Jojo01
Jojo01

Reputation: 1289

Kotlin - Coroutines with loops

So, I have a simple algorithm that follows a tree structure in this manner:

Simple tree

Each time it moves from one node to the next, it propagates attributes of the previous node to the next node and so on, to simulate the effects that the nodes have on each other.

Sometimes a node may be connected to more than one node.

With my current implementation the algorithm follows each split path to the end before completing the rest of the tree:

Split tree

This is sub-optimal, as all the other branches have to wait for the algorithm to finish, which is a lot of wasted time, especially if the tree is very large.

Ideally I would want each split to spawn a new thread, so that all the routes will be explored in parallel.

I am currently new to Kotlin's coroutines, so please bear with me if this seems stupid.

Currently, I am thinking of implementing this in the following way using Kotlin's coroutines (Note: This is approximate code):

suspend fun propagate(startFromNode: Node) {
   coroutineScope {
      while (true) {
        //Do propagation
        if (split) {
           launch {
              propagate(splitNode)
           }
        }
        if (atEndOfPath) {
           break
        }
      }
   }
}

I am unsure how Kotlin handles a situation where coroutines can also spawn new coroutines.

If one coroutine throws an exception for some reason, will all the other coroutines that originate from this main coroutine scope be canceled, including the coroutines that have been started by other coroutines?

Also, I would like to achieve this using a recursive function if possible, but it doesn't seem like there is an easy way to do that with coroutines.

Thanks.

Upvotes: 3

Views: 6015

Answers (1)

Dominic Fischer
Dominic Fischer

Reputation: 1849

You can find out more details about this if read about structured concurrency. But to answer your immediate questions.

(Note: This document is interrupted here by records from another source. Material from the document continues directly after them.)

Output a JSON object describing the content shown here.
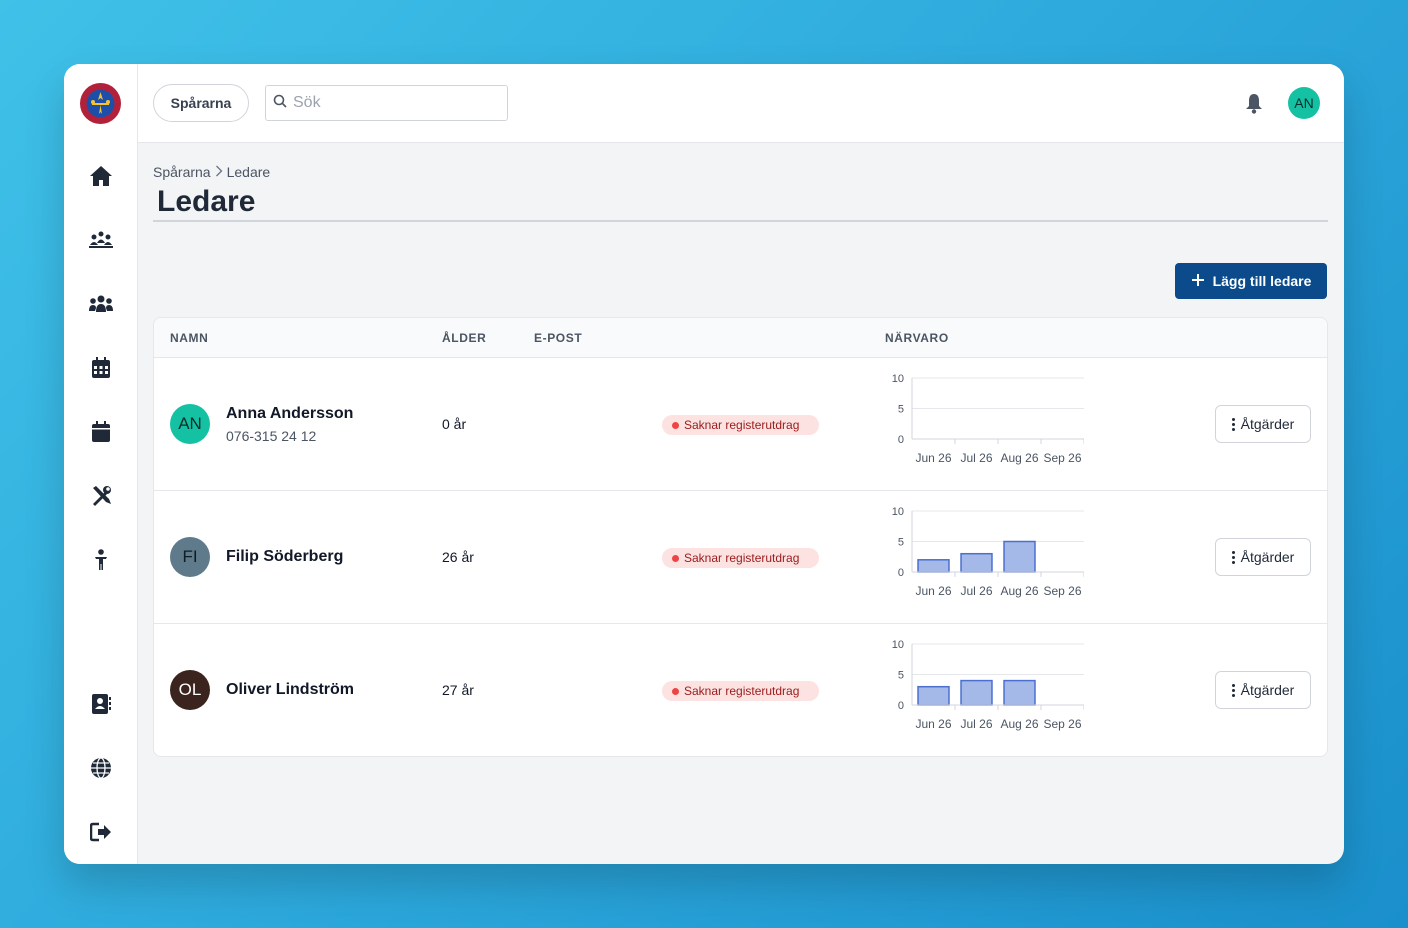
{
  "org_button": "Spårarna",
  "search": {
    "placeholder": "Sök"
  },
  "top_avatar": "AN",
  "breadcrumb": {
    "root": "Spårarna",
    "current": "Ledare"
  },
  "page_title": "Ledare",
  "add_button": "Lägg till ledare",
  "columns": {
    "name": "NAMN",
    "age": "ÅLDER",
    "email": "E-POST",
    "attendance": "NÄRVARO"
  },
  "colors": {
    "primary": "#0b4b8c",
    "teal_avatar": "#14c2a3",
    "bar_fill": "#a5b9e8",
    "bar_stroke": "#4a6fcf",
    "badge_bg": "#fde2e2"
  },
  "sidebar_icons": [
    "home-icon",
    "campfire-group-icon",
    "people-icon",
    "calendar-grid-icon",
    "calendar-icon",
    "tools-icon",
    "child-icon",
    "contact-card-icon",
    "globe-icon",
    "logout-icon"
  ],
  "leaders": [
    {
      "initials": "AN",
      "name": "Anna Andersson",
      "phone": "076-315 24 12",
      "age": "0 år",
      "badge": "Saknar registerutdrag",
      "avatar_bg": "#14c2a3",
      "avatar_fg": "#0b2e2a",
      "actions": "Åtgärder"
    },
    {
      "initials": "FI",
      "name": "Filip Söderberg",
      "phone": "",
      "age": "26 år",
      "badge": "Saknar registerutdrag",
      "avatar_bg": "#5f7a8a",
      "avatar_fg": "#0f1d24",
      "actions": "Åtgärder"
    },
    {
      "initials": "OL",
      "name": "Oliver Lindström",
      "phone": "",
      "age": "27 år",
      "badge": "Saknar registerutdrag",
      "avatar_bg": "#3b241d",
      "avatar_fg": "#ffffff",
      "actions": "Åtgärder"
    }
  ],
  "chart_data": [
    {
      "type": "bar",
      "categories": [
        "Jun 26",
        "Jul 26",
        "Aug 26",
        "Sep 26"
      ],
      "values": [
        0,
        0,
        0,
        0
      ],
      "ylim": [
        0,
        10
      ],
      "yticks": [
        "10",
        "5",
        "0"
      ]
    },
    {
      "type": "bar",
      "categories": [
        "Jun 26",
        "Jul 26",
        "Aug 26",
        "Sep 26"
      ],
      "values": [
        2,
        3,
        5,
        0
      ],
      "ylim": [
        0,
        10
      ],
      "yticks": [
        "10",
        "5",
        "0"
      ]
    },
    {
      "type": "bar",
      "categories": [
        "Jun 26",
        "Jul 26",
        "Aug 26",
        "Sep 26"
      ],
      "values": [
        3,
        4,
        4,
        0
      ],
      "ylim": [
        0,
        10
      ],
      "yticks": [
        "10",
        "5",
        "0"
      ]
    }
  ]
}
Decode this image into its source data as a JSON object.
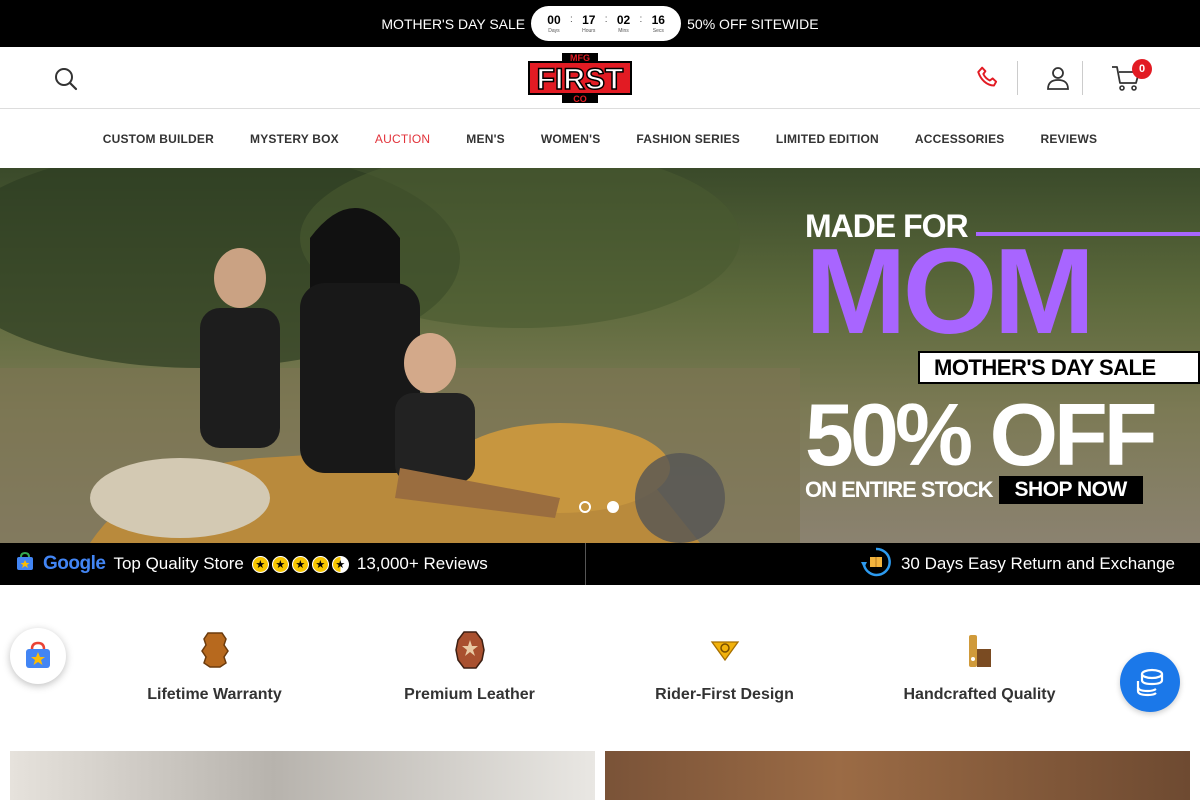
{
  "announcement": {
    "left_text": "MOTHER'S DAY SALE",
    "right_text": "50% OFF SITEWIDE",
    "countdown": [
      {
        "value": "00",
        "label": "Days"
      },
      {
        "value": "17",
        "label": "Hours"
      },
      {
        "value": "02",
        "label": "Mins"
      },
      {
        "value": "16",
        "label": "Secs"
      }
    ]
  },
  "header": {
    "logo": {
      "top": "MFG",
      "main": "FIRST",
      "bottom": "CO"
    },
    "cart_count": "0",
    "icons": [
      "search-icon",
      "phone-icon",
      "account-icon",
      "cart-icon"
    ],
    "accent_color": "#e21b23"
  },
  "nav": [
    {
      "label": "CUSTOM BUILDER"
    },
    {
      "label": "MYSTERY BOX"
    },
    {
      "label": "AUCTION"
    },
    {
      "label": "MEN'S"
    },
    {
      "label": "WOMEN'S"
    },
    {
      "label": "FASHION SERIES"
    },
    {
      "label": "LIMITED EDITION"
    },
    {
      "label": "ACCESSORIES"
    },
    {
      "label": "REVIEWS"
    }
  ],
  "hero": {
    "made_for": "MADE FOR",
    "mom": "MOM",
    "sale": "MOTHER'S DAY SALE",
    "off": "50% OFF",
    "stock": "ON ENTIRE STOCK",
    "cta": "SHOP NOW",
    "accent_color": "#a865ff",
    "slides": 2,
    "active_slide": 1
  },
  "trust": {
    "google": "Google",
    "quality": "Top Quality Store",
    "reviews": "13,000+ Reviews",
    "returns": "30 Days Easy Return and Exchange"
  },
  "features": [
    {
      "label": "Lifetime Warranty",
      "icon": "leather-hide-icon"
    },
    {
      "label": "Premium Leather",
      "icon": "leather-badge-icon"
    },
    {
      "label": "Rider-First Design",
      "icon": "shield-badge-icon"
    },
    {
      "label": "Handcrafted Quality",
      "icon": "craft-tools-icon"
    }
  ]
}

Your implementation looks like what I would've written myself (and probably most people). Recursion seems to be the way to go here and is possible as you've done it.

Yes! Every call to propagate will wait for it's children coroutines to finish before returning, so when one of the children throws an exception the parent and siblings are cancelled (exceptionally). coroutineScope would then throw the exception, which mostly cancels the entire coroutine stack.